Она снова посмотрела на Свенсона, который вопросительно поднял брови. Она покачала головой, словно собираясь с мыслями.

— Вы ее, конечно, не знаете — у нее трудный характер. Она была исключена из семейного бизнеса… понимаете, она получает свои деньги, но у нее нет власти. Это выводит ее из себя, и поэтому она считала, что ее муж должен занять высокое положение, так что когда он пропал… это так ее обескуражило… Как бы там ни было, но мистер Франсис Ксонк отвел меня в сторону и спросил, не хочу ли я помочь ей.
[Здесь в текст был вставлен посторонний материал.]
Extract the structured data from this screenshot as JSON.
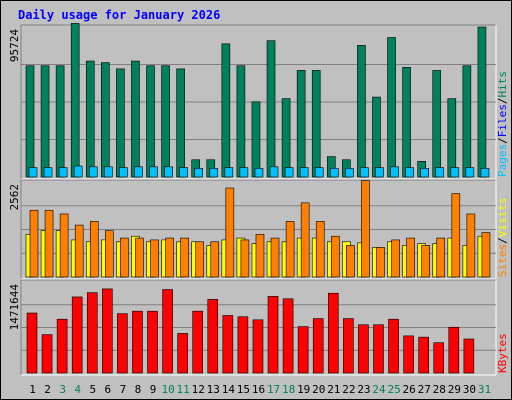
{
  "chart_data": {
    "type": "bar",
    "title": "Daily usage for January 2026",
    "x": [
      "1",
      "2",
      "3",
      "4",
      "5",
      "6",
      "7",
      "8",
      "9",
      "10",
      "11",
      "12",
      "13",
      "14",
      "15",
      "16",
      "17",
      "18",
      "19",
      "20",
      "21",
      "22",
      "23",
      "24",
      "25",
      "26",
      "27",
      "28",
      "29",
      "30",
      "31"
    ],
    "weekend_days": [
      "3",
      "4",
      "10",
      "11",
      "17",
      "18",
      "24",
      "25",
      "31"
    ],
    "panels": [
      {
        "max_label": "95724",
        "ymax": 95724,
        "series": [
          {
            "name": "Hits",
            "color": "#00805c",
            "values": [
              71000,
              71000,
              71000,
              98000,
              74000,
              73000,
              69000,
              74000,
              71000,
              71000,
              69000,
              11000,
              11000,
              85000,
              71000,
              48000,
              87000,
              50000,
              68000,
              68000,
              13000,
              11000,
              84000,
              51000,
              89000,
              70000,
              10000,
              68000,
              50000,
              71000,
              95724
            ]
          },
          {
            "name": "Files",
            "color": "#0000ff",
            "values": [],
            "note": ""
          },
          {
            "name": "Pages",
            "color": "#00c0ff",
            "values": [
              6000,
              6000,
              6000,
              7000,
              6500,
              6500,
              6000,
              6500,
              6500,
              6500,
              6000,
              5500,
              5500,
              6000,
              6000,
              5500,
              6500,
              6000,
              6000,
              6000,
              5500,
              5500,
              6000,
              6000,
              6500,
              6000,
              5500,
              6000,
              6000,
              6000,
              5500
            ]
          }
        ],
        "label_colors": [
          {
            "text": "Pages",
            "color": "#00c0ff"
          },
          {
            "text": "/",
            "color": "#000000"
          },
          {
            "text": "Files",
            "color": "#0000ff"
          },
          {
            "text": "/",
            "color": "#000000"
          },
          {
            "text": "Hits",
            "color": "#00805c"
          }
        ]
      },
      {
        "max_label": "2562",
        "ymax": 2562,
        "series": [
          {
            "name": "Visits",
            "color": "#ffff00",
            "values": [
              1150,
              1250,
              1250,
              1000,
              950,
              1000,
              950,
              1100,
              950,
              1000,
              950,
              950,
              850,
              1000,
              1050,
              900,
              950,
              950,
              1050,
              1050,
              950,
              950,
              920,
              800,
              950,
              850,
              900,
              900,
              1050,
              850,
              1100
            ]
          },
          {
            "name": "Sites",
            "color": "#ff8000",
            "values": [
              1800,
              1800,
              1700,
              1400,
              1500,
              1250,
              1050,
              1050,
              1000,
              1050,
              1050,
              950,
              950,
              2400,
              1000,
              1150,
              1050,
              1500,
              2000,
              1500,
              1100,
              850,
              2600,
              800,
              1000,
              1050,
              850,
              1050,
              2250,
              1700,
              1200
            ]
          }
        ],
        "label_colors": [
          {
            "text": "Sites",
            "color": "#ff8000"
          },
          {
            "text": "/",
            "color": "#000000"
          },
          {
            "text": "Visits",
            "color": "#ffff00"
          }
        ]
      },
      {
        "max_label": "1471644",
        "ymax": 1471644,
        "series": [
          {
            "name": "KBytes",
            "color": "#ff0000",
            "values": [
              970000,
              620000,
              870000,
              1230000,
              1300000,
              1360000,
              960000,
              1000000,
              1000000,
              1350000,
              640000,
              1000000,
              1190000,
              930000,
              910000,
              860000,
              1240000,
              1200000,
              750000,
              880000,
              1290000,
              880000,
              780000,
              780000,
              870000,
              600000,
              580000,
              490000,
              740000,
              550000,
              0
            ]
          }
        ],
        "label_colors": [
          {
            "text": "KBytes",
            "color": "#ff0000"
          }
        ]
      }
    ]
  }
}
Он знает мою преданность миссис Траппинг — я уже говорила, что она полагалась на мои советы. Конечно, я согласилась, хотя меня и смущала эта его неожиданная любовь к сестре, женщине, которая презирает его за растлевающее влияние на ее мужа. Он попросил меня хранить это в тайне… Я бы не сказала об этом ни одной живой душе, капитан, если бы… если бы не то, что произошло… — Она сделала жест рукой, показывая на дом, в котором они находятся.

Свенсон сжал ее руку. Она снова улыбнулась, хотя выражение ее глаз не изменилось.
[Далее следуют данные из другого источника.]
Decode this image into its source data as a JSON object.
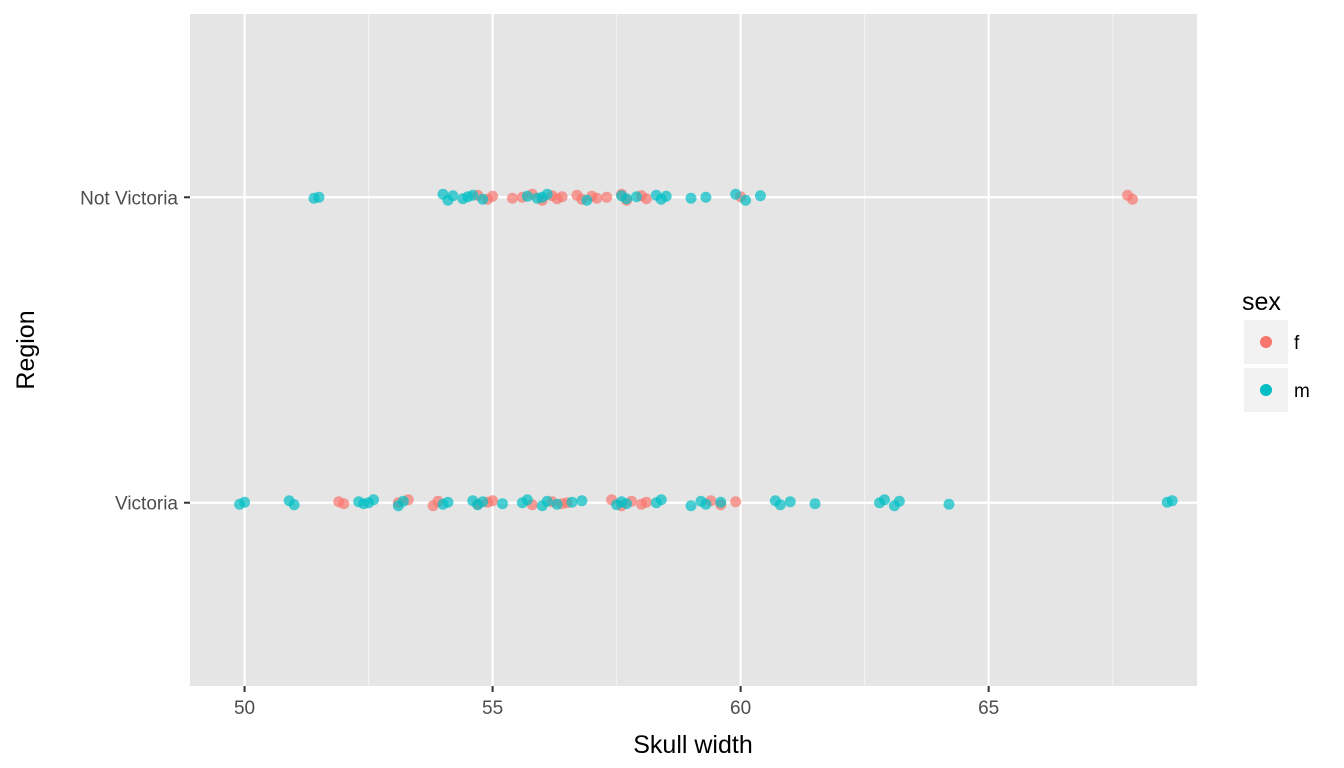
{
  "chart_data": {
    "type": "scatter",
    "title": "",
    "xlabel": "Skull width",
    "ylabel": "Region",
    "xlim": [
      48.9,
      69.2
    ],
    "x_ticks": [
      50,
      55,
      60,
      65
    ],
    "x_tick_labels": [
      "50",
      "55",
      "60",
      "65"
    ],
    "categories": [
      "Victoria",
      "Not Victoria"
    ],
    "grid": true,
    "legend": {
      "title": "sex",
      "position": "right",
      "entries": [
        {
          "label": "f",
          "color": "#F8766D"
        },
        {
          "label": "m",
          "color": "#00BFC4"
        }
      ]
    },
    "series": [
      {
        "name": "f",
        "color": "#F8766D",
        "points": [
          {
            "region": "Not Victoria",
            "x": 54.7
          },
          {
            "region": "Not Victoria",
            "x": 54.9
          },
          {
            "region": "Not Victoria",
            "x": 55.0
          },
          {
            "region": "Not Victoria",
            "x": 55.4
          },
          {
            "region": "Not Victoria",
            "x": 55.6
          },
          {
            "region": "Not Victoria",
            "x": 55.8
          },
          {
            "region": "Not Victoria",
            "x": 56.0
          },
          {
            "region": "Not Victoria",
            "x": 56.2
          },
          {
            "region": "Not Victoria",
            "x": 56.3
          },
          {
            "region": "Not Victoria",
            "x": 56.4
          },
          {
            "region": "Not Victoria",
            "x": 56.7
          },
          {
            "region": "Not Victoria",
            "x": 56.8
          },
          {
            "region": "Not Victoria",
            "x": 57.0
          },
          {
            "region": "Not Victoria",
            "x": 57.1
          },
          {
            "region": "Not Victoria",
            "x": 57.3
          },
          {
            "region": "Not Victoria",
            "x": 57.6
          },
          {
            "region": "Not Victoria",
            "x": 57.7
          },
          {
            "region": "Not Victoria",
            "x": 58.0
          },
          {
            "region": "Not Victoria",
            "x": 58.1
          },
          {
            "region": "Not Victoria",
            "x": 60.0
          },
          {
            "region": "Not Victoria",
            "x": 67.8
          },
          {
            "region": "Not Victoria",
            "x": 67.9
          },
          {
            "region": "Victoria",
            "x": 51.9
          },
          {
            "region": "Victoria",
            "x": 52.0
          },
          {
            "region": "Victoria",
            "x": 53.1
          },
          {
            "region": "Victoria",
            "x": 53.3
          },
          {
            "region": "Victoria",
            "x": 53.8
          },
          {
            "region": "Victoria",
            "x": 53.9
          },
          {
            "region": "Victoria",
            "x": 54.7
          },
          {
            "region": "Victoria",
            "x": 54.9
          },
          {
            "region": "Victoria",
            "x": 55.0
          },
          {
            "region": "Victoria",
            "x": 55.8
          },
          {
            "region": "Victoria",
            "x": 56.2
          },
          {
            "region": "Victoria",
            "x": 56.4
          },
          {
            "region": "Victoria",
            "x": 56.5
          },
          {
            "region": "Victoria",
            "x": 57.4
          },
          {
            "region": "Victoria",
            "x": 57.6
          },
          {
            "region": "Victoria",
            "x": 57.8
          },
          {
            "region": "Victoria",
            "x": 58.0
          },
          {
            "region": "Victoria",
            "x": 58.1
          },
          {
            "region": "Victoria",
            "x": 59.4
          },
          {
            "region": "Victoria",
            "x": 59.6
          },
          {
            "region": "Victoria",
            "x": 59.9
          }
        ]
      },
      {
        "name": "m",
        "color": "#00BFC4",
        "points": [
          {
            "region": "Not Victoria",
            "x": 51.4
          },
          {
            "region": "Not Victoria",
            "x": 51.5
          },
          {
            "region": "Not Victoria",
            "x": 54.0
          },
          {
            "region": "Not Victoria",
            "x": 54.1
          },
          {
            "region": "Not Victoria",
            "x": 54.2
          },
          {
            "region": "Not Victoria",
            "x": 54.4
          },
          {
            "region": "Not Victoria",
            "x": 54.5
          },
          {
            "region": "Not Victoria",
            "x": 54.6
          },
          {
            "region": "Not Victoria",
            "x": 54.8
          },
          {
            "region": "Not Victoria",
            "x": 55.7
          },
          {
            "region": "Not Victoria",
            "x": 55.9
          },
          {
            "region": "Not Victoria",
            "x": 56.0
          },
          {
            "region": "Not Victoria",
            "x": 56.1
          },
          {
            "region": "Not Victoria",
            "x": 56.9
          },
          {
            "region": "Not Victoria",
            "x": 57.6
          },
          {
            "region": "Not Victoria",
            "x": 57.7
          },
          {
            "region": "Not Victoria",
            "x": 57.9
          },
          {
            "region": "Not Victoria",
            "x": 58.3
          },
          {
            "region": "Not Victoria",
            "x": 58.4
          },
          {
            "region": "Not Victoria",
            "x": 58.5
          },
          {
            "region": "Not Victoria",
            "x": 59.0
          },
          {
            "region": "Not Victoria",
            "x": 59.3
          },
          {
            "region": "Not Victoria",
            "x": 59.9
          },
          {
            "region": "Not Victoria",
            "x": 60.1
          },
          {
            "region": "Not Victoria",
            "x": 60.4
          },
          {
            "region": "Victoria",
            "x": 49.9
          },
          {
            "region": "Victoria",
            "x": 50.0
          },
          {
            "region": "Victoria",
            "x": 50.9
          },
          {
            "region": "Victoria",
            "x": 51.0
          },
          {
            "region": "Victoria",
            "x": 52.3
          },
          {
            "region": "Victoria",
            "x": 52.4
          },
          {
            "region": "Victoria",
            "x": 52.5
          },
          {
            "region": "Victoria",
            "x": 52.6
          },
          {
            "region": "Victoria",
            "x": 53.1
          },
          {
            "region": "Victoria",
            "x": 53.2
          },
          {
            "region": "Victoria",
            "x": 54.0
          },
          {
            "region": "Victoria",
            "x": 54.1
          },
          {
            "region": "Victoria",
            "x": 54.6
          },
          {
            "region": "Victoria",
            "x": 54.7
          },
          {
            "region": "Victoria",
            "x": 54.8
          },
          {
            "region": "Victoria",
            "x": 55.2
          },
          {
            "region": "Victoria",
            "x": 55.6
          },
          {
            "region": "Victoria",
            "x": 55.7
          },
          {
            "region": "Victoria",
            "x": 56.0
          },
          {
            "region": "Victoria",
            "x": 56.1
          },
          {
            "region": "Victoria",
            "x": 56.3
          },
          {
            "region": "Victoria",
            "x": 56.6
          },
          {
            "region": "Victoria",
            "x": 56.8
          },
          {
            "region": "Victoria",
            "x": 57.5
          },
          {
            "region": "Victoria",
            "x": 57.6
          },
          {
            "region": "Victoria",
            "x": 57.7
          },
          {
            "region": "Victoria",
            "x": 58.3
          },
          {
            "region": "Victoria",
            "x": 58.4
          },
          {
            "region": "Victoria",
            "x": 59.0
          },
          {
            "region": "Victoria",
            "x": 59.2
          },
          {
            "region": "Victoria",
            "x": 59.3
          },
          {
            "region": "Victoria",
            "x": 59.6
          },
          {
            "region": "Victoria",
            "x": 60.7
          },
          {
            "region": "Victoria",
            "x": 60.8
          },
          {
            "region": "Victoria",
            "x": 61.0
          },
          {
            "region": "Victoria",
            "x": 61.5
          },
          {
            "region": "Victoria",
            "x": 62.8
          },
          {
            "region": "Victoria",
            "x": 62.9
          },
          {
            "region": "Victoria",
            "x": 63.1
          },
          {
            "region": "Victoria",
            "x": 63.2
          },
          {
            "region": "Victoria",
            "x": 64.2
          },
          {
            "region": "Victoria",
            "x": 68.6
          },
          {
            "region": "Victoria",
            "x": 68.7
          }
        ]
      }
    ]
  }
}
— Он сказал, что я и для себя могу извлечь выгоду из этого предприятия, что для меня это может стать… откровением. Он был убежден, что полковника Траппинга удерживают против его воли и что из-за скандала никак нельзя обращаться к властям. Мистеру Ксонку были известны только слухи, но сам он был слишком заметной фигурой, чтобы заниматься этим делом лично. Это все часть некоего большего сценария, сказал он. Он сообщил мне, что от меня ждут конфиденциальных сведений, компрометирующей информации о Траппинге, и просил меня рассказать все, что я знаю. Я отказалась, по крайней мере не поговорив предварительно с миссис Траппинг, но он настаивал, предупреждая, что сообщать ей хотя бы самую малость о трудном положении, в котором оказался ее муж, не следует. Это означает поставить под угрозу сам брак между ними, уже не говоря о том, как это скажется на нервах бедной женщины. И тем не менее мне это казалось бесчестным… то, что я знала, мне стало известно только благодаря ее доверию. И я опять отказалась, но он продолжал настаивать… Он мне льстил, хвалил мою преданность… В конце концов я согласилась, решив, что у меня нет выбора… хотя на самом деле выбор у меня был. У нас всегда есть выбор… но если тебя начинают хвалить или называть красавицей, то поверить в это очень легко. — Она вздохнула. — И вот этим утром я получила инструкции сесть на поезд и ехать сюда.